Fortunately, there is another way to look at the coming year. Instead of fixating on on a small number of intransigent politicians, we can choose to notice the scores of Palestinians and Israelis currently working at the grassroots to resolve the conflict and end the occupation. We can recognize what their resilience and steadfastness have already accomplished, even in the face of escalating violence. And we can lend them support as they strive to change the toxic dynamics of the conflict, creating foundations of trust that their leaders can later build on.

Our attention as a global audience is the fuel on which these movements run, providing their participants with the recognition, leverage and protection they need to continue their courageous work. With an audience behind them, local leaders can make a much stronger case to their people that popular nonviolent strategies offer the best chance of achieving their goals.

We have already seen several hopeful signs that this global audience is developing, with public figures from Nicholas Kristof to Sir Richard Branson acknowledging the significance of Israeli and Palestinian civilians pursuing nonviolence. Gradually, the voices of engaged civilians are beginning to have as much of an impact in the public conversation as those of politicians or militants, if not more so.

Nowhere is this shift more urgently needed than in Jerusalem, a city in which sinister politicking have been particularly effective in undermining the best efforts of civilians on the ground to build a shared future. As the epicenter of the conflict, Jerusalem sets the tone for the region. It has the capacity to be a dangerous tinderbox or, unlikely as it may now seem, a powerful symbol of mutual trust, cooperation and justice.

The yearning for that more hopeful image of Jerusalem has been on display for the past two years in the East Jerusalem neighborhood of Sheikh Jarrah. There, Palestinian residents and a diverse group of Israeli supporters have waged an ongoing nonviolent campaign to prevent extremist Israeli settlers from evicting Palestinian residents from their homes.

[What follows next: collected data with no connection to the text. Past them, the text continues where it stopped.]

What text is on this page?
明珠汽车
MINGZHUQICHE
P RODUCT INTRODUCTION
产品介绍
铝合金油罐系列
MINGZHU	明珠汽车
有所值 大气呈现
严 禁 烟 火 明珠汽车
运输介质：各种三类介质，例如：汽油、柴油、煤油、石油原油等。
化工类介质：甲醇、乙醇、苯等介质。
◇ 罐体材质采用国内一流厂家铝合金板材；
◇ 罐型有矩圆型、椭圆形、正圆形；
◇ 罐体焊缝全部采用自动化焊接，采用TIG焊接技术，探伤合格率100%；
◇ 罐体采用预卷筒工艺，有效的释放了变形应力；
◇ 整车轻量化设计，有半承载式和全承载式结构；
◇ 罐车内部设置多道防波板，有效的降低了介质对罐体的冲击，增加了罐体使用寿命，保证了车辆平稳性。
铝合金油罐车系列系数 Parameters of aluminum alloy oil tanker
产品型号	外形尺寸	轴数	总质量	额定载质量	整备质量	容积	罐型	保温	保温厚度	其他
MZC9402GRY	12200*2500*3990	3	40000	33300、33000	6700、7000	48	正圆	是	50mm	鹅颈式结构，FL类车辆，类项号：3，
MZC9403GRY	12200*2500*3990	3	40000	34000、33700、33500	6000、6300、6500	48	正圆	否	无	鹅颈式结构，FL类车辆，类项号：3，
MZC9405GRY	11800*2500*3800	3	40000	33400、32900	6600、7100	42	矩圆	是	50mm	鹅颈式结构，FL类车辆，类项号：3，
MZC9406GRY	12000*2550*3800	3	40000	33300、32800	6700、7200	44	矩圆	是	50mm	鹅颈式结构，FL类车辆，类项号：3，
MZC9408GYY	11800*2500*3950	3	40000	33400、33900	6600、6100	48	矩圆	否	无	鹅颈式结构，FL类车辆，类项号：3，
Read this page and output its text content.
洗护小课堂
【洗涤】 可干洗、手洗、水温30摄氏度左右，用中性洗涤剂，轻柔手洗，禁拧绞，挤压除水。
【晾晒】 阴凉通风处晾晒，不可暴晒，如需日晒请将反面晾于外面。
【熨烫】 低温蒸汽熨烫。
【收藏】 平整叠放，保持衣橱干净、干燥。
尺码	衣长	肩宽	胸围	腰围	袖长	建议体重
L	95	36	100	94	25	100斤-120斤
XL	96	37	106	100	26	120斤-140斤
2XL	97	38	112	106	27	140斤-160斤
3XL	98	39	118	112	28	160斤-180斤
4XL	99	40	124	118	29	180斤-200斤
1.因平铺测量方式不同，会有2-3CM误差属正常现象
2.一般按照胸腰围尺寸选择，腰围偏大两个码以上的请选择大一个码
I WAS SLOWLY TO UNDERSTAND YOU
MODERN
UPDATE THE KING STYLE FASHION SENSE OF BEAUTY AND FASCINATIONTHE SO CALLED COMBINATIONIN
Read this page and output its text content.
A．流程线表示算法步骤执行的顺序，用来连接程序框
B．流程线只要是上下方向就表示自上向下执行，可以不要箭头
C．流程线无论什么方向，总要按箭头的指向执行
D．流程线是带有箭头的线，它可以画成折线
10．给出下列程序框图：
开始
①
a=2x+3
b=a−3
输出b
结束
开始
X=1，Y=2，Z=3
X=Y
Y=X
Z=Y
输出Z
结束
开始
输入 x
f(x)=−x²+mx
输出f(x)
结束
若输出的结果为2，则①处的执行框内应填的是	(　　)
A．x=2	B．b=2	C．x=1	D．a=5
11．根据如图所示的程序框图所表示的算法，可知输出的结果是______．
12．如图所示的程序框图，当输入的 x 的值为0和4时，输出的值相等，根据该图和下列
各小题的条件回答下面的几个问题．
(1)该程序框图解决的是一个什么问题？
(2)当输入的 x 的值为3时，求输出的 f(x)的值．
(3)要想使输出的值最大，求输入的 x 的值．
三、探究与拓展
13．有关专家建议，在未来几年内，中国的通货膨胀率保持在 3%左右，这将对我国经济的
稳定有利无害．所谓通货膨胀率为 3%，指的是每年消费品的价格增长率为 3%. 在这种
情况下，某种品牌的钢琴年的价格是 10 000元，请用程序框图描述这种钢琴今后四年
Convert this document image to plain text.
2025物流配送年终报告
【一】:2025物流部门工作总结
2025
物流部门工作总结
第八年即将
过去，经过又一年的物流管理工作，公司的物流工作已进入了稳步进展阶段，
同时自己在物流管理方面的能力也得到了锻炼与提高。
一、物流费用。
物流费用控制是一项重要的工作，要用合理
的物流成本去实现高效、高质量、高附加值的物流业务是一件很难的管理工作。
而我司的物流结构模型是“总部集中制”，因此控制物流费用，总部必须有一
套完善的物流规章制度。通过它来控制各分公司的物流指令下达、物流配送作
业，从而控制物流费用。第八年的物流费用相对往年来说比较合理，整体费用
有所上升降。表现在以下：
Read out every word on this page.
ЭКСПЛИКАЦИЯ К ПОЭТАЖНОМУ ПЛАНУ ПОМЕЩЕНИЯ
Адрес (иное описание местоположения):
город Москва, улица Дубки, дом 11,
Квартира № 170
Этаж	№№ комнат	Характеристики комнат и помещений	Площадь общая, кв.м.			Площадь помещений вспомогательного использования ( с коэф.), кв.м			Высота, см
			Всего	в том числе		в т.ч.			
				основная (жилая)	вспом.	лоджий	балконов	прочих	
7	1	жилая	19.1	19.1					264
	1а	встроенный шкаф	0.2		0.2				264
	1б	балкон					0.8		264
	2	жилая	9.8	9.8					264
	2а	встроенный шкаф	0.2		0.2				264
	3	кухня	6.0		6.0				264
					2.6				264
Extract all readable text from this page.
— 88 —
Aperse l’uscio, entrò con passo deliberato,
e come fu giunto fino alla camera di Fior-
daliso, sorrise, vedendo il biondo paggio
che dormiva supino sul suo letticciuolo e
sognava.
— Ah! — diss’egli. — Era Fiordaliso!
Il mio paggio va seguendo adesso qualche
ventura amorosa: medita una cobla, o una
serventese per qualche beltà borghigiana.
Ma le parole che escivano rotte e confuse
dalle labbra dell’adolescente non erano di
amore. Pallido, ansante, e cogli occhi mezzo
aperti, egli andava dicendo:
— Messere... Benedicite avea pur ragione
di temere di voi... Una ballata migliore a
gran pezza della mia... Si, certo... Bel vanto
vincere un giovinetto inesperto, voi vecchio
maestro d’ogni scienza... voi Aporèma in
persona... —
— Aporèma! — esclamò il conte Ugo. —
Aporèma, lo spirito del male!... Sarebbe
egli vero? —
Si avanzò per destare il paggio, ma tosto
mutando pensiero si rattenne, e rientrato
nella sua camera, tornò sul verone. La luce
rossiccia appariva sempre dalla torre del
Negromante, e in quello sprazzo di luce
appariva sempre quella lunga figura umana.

Through this cooperation, many Israelis were exposed for the first time to the discrimination faced by Palestinians living minutes away from them, while many Palestinians had their first encounter with Israelis who were willing to stand by their side, even it meant facing down their own compatriots.

Together with director Rebekah Wingert, our team at Just Vision recently spent time filming their stories for our newly released short film series, Home Front. We were repeatedly struck by the nonviolence organizers' conviction that they can no longer wait for their leaders to deliver meaningful solutions, and that it fell to them to blaze a path that their governments could later follow.

The practical can-do spirit and solid determination of the individuals struggling in East Jerusalem and elsewhere in the region should serve as a firm reminder that there is a potent alternative to dysfunctional politics and diplomacy. Rather than counting down the days to the next summit or election and to the disappointment that inevitably follows, these women and men are crafting a more hopeful future for their people right now. Their concern is not with old problems but with new solutions, and in the year ahead, ours should be as well.

Julia Bacha is an award-winning filmmaker and Media Director at Just Vision. She directed and produced the critically-acclaimed documentary, Budrus, and most recently, wrote and produced the series Home Front: Portraits from Sheikh Jarrah.